Question

Two thin biconvex lenses L1 and L2 having focal lengths 10 cm and 15 cm respectively are placed coaxialy. What distance (d) should be maintained between them so that a parallel beam of light parallel to their axis, incident on the lense L1 emerges from L2 undeaviated? If the distance between them is increased by d, at what distance from L1 on the axis, does the emergent beam converges?

Answer 1

Dear Student,

The minimum distance between lens L1 and L2 will be sum of their focal lengths. i.e 10+15 =25 cm.
As for a parallel beam of light incident on lens L1, the rays will focus on its focal length, 10 cm from the lens. Now, for lens L2, the point ray source kept at its focus will be refracted parallel along its axis, so it should converge 10 cm from the lens L1 , which is 15 cm before lens L2. This makes the distance between both of them as 25 cm.

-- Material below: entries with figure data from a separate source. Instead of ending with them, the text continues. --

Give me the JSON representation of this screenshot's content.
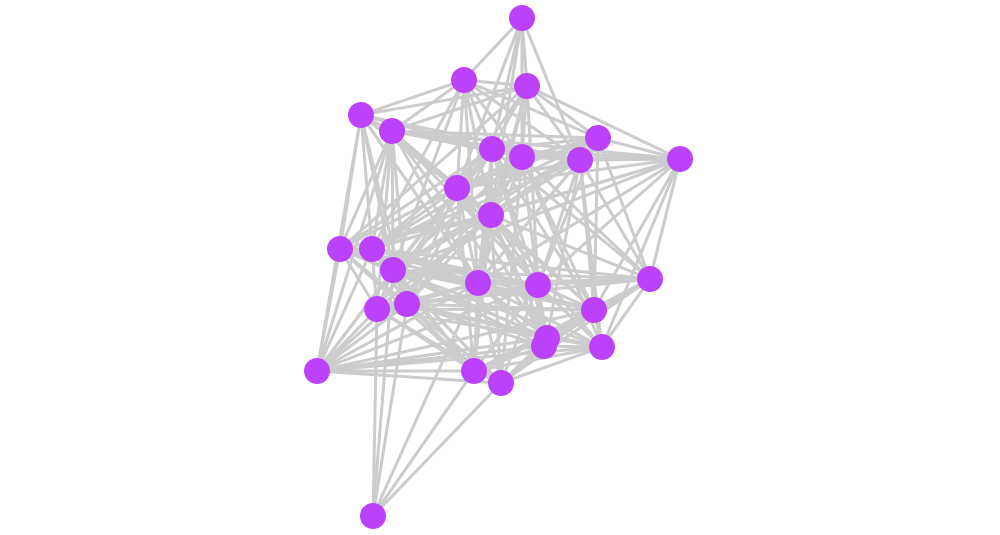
{
  "graph": {
    "type": "network",
    "node_color": "#bb41fb",
    "edge_color": "#cccccc",
    "node_count": 28,
    "edges": [
      "1-2",
      "1-3",
      "1-7",
      "1-8",
      "1-9",
      "1-11",
      "1-12",
      "2-3",
      "2-4",
      "2-5",
      "2-6",
      "2-7",
      "2-8",
      "2-9",
      "2-11",
      "2-12",
      "2-14",
      "2-15",
      "2-16",
      "3-4",
      "3-5",
      "3-6",
      "3-7",
      "3-8",
      "3-9",
      "3-10",
      "3-11",
      "3-12",
      "3-13",
      "3-16",
      "3-17",
      "4-5",
      "4-7",
      "4-8",
      "4-9",
      "4-11",
      "4-12",
      "4-13",
      "4-14",
      "4-15",
      "4-16",
      "4-20",
      "4-25",
      "5-6",
      "5-7",
      "5-8",
      "5-9",
      "5-10",
      "5-11",
      "5-12",
      "5-13",
      "5-14",
      "5-15",
      "5-16",
      "5-17",
      "5-19",
      "5-20",
      "5-21",
      "5-22",
      "5-25",
      "6-7",
      "6-8",
      "6-9",
      "6-10",
      "6-11",
      "6-12",
      "6-14",
      "6-15",
      "6-16",
      "6-17",
      "6-18",
      "6-21",
      "7-8",
      "7-9",
      "7-10",
      "7-11",
      "7-12",
      "7-13",
      "7-14",
      "7-15",
      "7-16",
      "7-17",
      "7-18",
      "7-19",
      "7-20",
      "7-21",
      "7-22",
      "7-26",
      "8-9",
      "8-10",
      "8-11",
      "8-12",
      "8-14",
      "8-15",
      "8-16",
      "8-17",
      "8-18",
      "8-20",
      "8-21",
      "8-24",
      "8-27",
      "9-10",
      "9-11",
      "9-12",
      "9-14",
      "9-15",
      "9-16",
      "9-17",
      "9-18",
      "9-21",
      "9-22",
      "9-24",
      "10-11",
      "10-12",
      "10-14",
      "10-15",
      "10-16",
      "10-17",
      "10-18",
      "10-21",
      "10-24",
      "11-12",
      "11-13",
      "11-14",
      "11-15",
      "11-16",
      "11-17",
      "11-19",
      "11-20",
      "11-21",
      "11-22",
      "11-25",
      "11-26",
      "12-13",
      "12-14",
      "12-15",
      "12-16",
      "12-17",
      "12-18",
      "12-19",
      "12-20",
      "12-21",
      "12-22",
      "12-23",
      "12-24",
      "12-25",
      "12-26",
      "12-27",
      "13-14",
      "13-15",
      "13-16",
      "13-17",
      "13-19",
      "13-20",
      "13-22",
      "13-25",
      "13-26",
      "14-15",
      "14-16",
      "14-17",
      "14-18",
      "14-19",
      "14-20",
      "14-21",
      "14-25",
      "14-26",
      "14-27",
      "15-16",
      "15-17",
      "15-18",
      "15-19",
      "15-20",
      "15-21",
      "15-22",
      "15-23",
      "15-24",
      "15-25",
      "15-26",
      "15-27",
      "15-28",
      "16-17",
      "16-18",
      "16-19",
      "16-20",
      "16-21",
      "16-22",
      "16-23",
      "16-24",
      "16-25",
      "16-26",
      "16-27",
      "16-28",
      "17-18",
      "17-19",
      "17-20",
      "17-21",
      "17-22",
      "17-23",
      "17-24",
      "17-25",
      "17-26",
      "17-27",
      "18-20",
      "18-21",
      "18-22",
      "18-23",
      "18-24",
      "18-26",
      "18-27",
      "19-20",
      "19-21",
      "19-22",
      "19-25",
      "19-26",
      "19-27",
      "19-28",
      "20-21",
      "20-22",
      "20-23",
      "20-24",
      "20-25",
      "20-26",
      "20-27",
      "20-28",
      "21-22",
      "21-23",
      "21-24",
      "21-25",
      "21-26",
      "21-27",
      "22-23",
      "22-24",
      "22-25",
      "22-26",
      "22-27",
      "23-24",
      "23-25",
      "23-26",
      "23-27",
      "24-25",
      "24-26",
      "24-27",
      "25-26",
      "25-27",
      "26-27",
      "26-28",
      "27-28"
    ]
  }
}
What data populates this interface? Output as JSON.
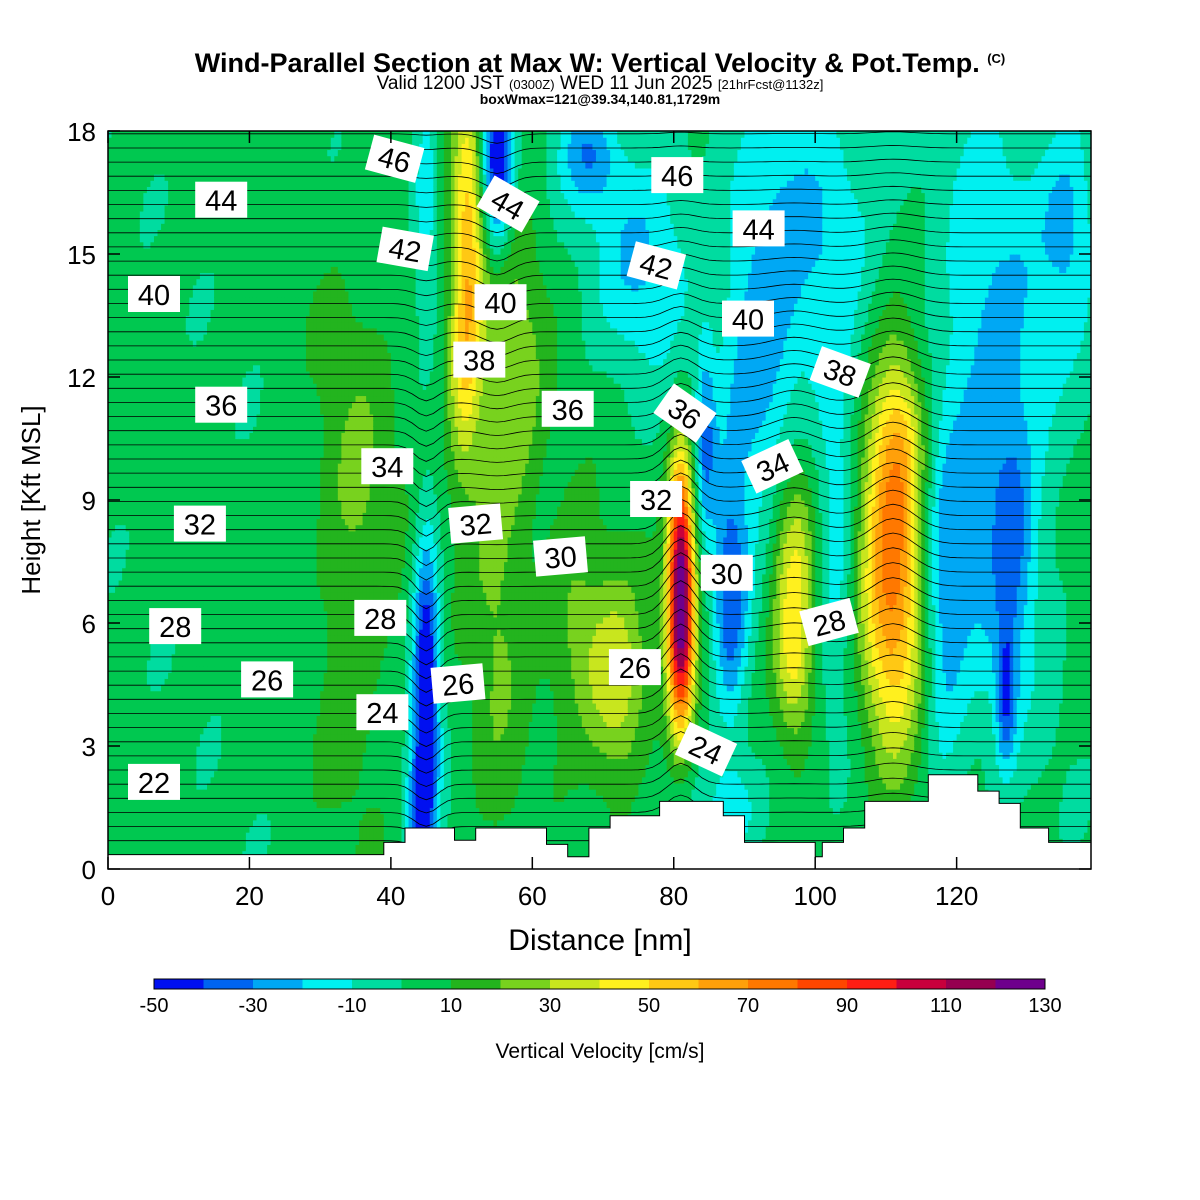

If the distance between L1 and L2 lens is increased by d.
Then, object distance for lens 2 will be, $u_2=-\left(f_2+d\right)$
using lens formula , Image distance for L2 will be
$$\begin{gathered} \frac{1}{v_2}=\frac{1}{f_2}+\frac{1}{u_2} \\ \Rightarrow \frac{1}{v_2}=\frac{1}{f_2}+\frac{1}{-\left(f_2+d\right)} \\ \Rightarrow \frac{1}{v_2}=\frac{d}{f_2\left(f_2+d\right)} \\ \Rightarrow v_2=\frac{f_2\left(f_2+d\right)}{d} \\ \Rightarrow v_2=\frac{15\left(15+d\right)}{d} \end{gathered}$$
Distance between L1 and image of L2 is 10 + 15 +d + v₂
$$\begin{gathered} \Rightarrow 10+15+d+v_2=25+d+\frac{15\left(15+d\right)}{d} \\ \Rightarrow \frac{d^2+40d+225}{d} \end{gathered}$$

Regards